In this context, we are going to use a p-value of 0.05, which is typically what will be used in most high school biology situations. Looking at the chi-square table, the 1 degree of freedom column and the 0.05 p-value row give us a critical value of 3.84. To interpret our results we compare our chi-squared value to the critical value. If the chi-squared value is greater than the critical value the null hypothesis is rejected and we conclude that there is a difference between the samples.

If the Chi-squared value is less than, or equal to, the critical value, then we fail to reject the null hypothesis and there probably is not a difference between our samples.

For our example, the chi-squared value is 7.2 and the critical value is 3.83, so the null hypothesis (that the observed and expected values are the same) is rejected. Based on that, we conclude that evolution did occur for this gene in the time frame studied.

Let's look at another set of data. This time the population size was set to 200, but the other parameters are the same as before. For this run, the final allele population is 0.495 for the red and 0.505 for the blue. This time, we have a total of 400 alleles in the population. Starting out we had an even split again, so the allele numbers are 200 red and 200 blue.

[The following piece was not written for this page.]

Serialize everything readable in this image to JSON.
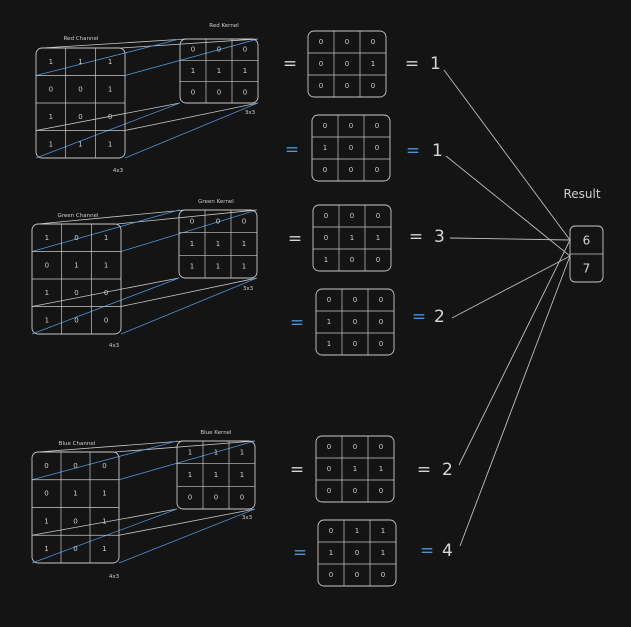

We set the red allele starting frequency to 0.5, so the allele numbers are 200 red and 200 blue. Because we’re testing the null hypothesis, which means there isn’t any change over time, our expected values will be 200. Because we’re testing the null hypothesis, which means there isn’t any change over time, our expected values will be 200. For the red allele our observed value is 198 and for blue it is 202.

Plug these values into the chi-squared equation to get a value of 0.04. This is less than the critical value of 3.84, so we fail to reject the null hypothesis. This means we can conclude that there wasn’t a significant change in the allele frequencies and so the color gene in this population is probably at genetic equilibrium.

Keep in mind that this approach only tests the final frequencies, so it doesn’t necessarily account for fluctuations that are occurring over the course of the tested time period. Also, these examples only looked at allele numbers, but you could also try using the test for phenotypes. Finally, if you are using this to test if certain parameters are likely to lead to evolution, remember that one benefit of simulations is the ability to run many trials relatively quickly. The more trials you run, the more clear of a picture you can get for the range of possible results.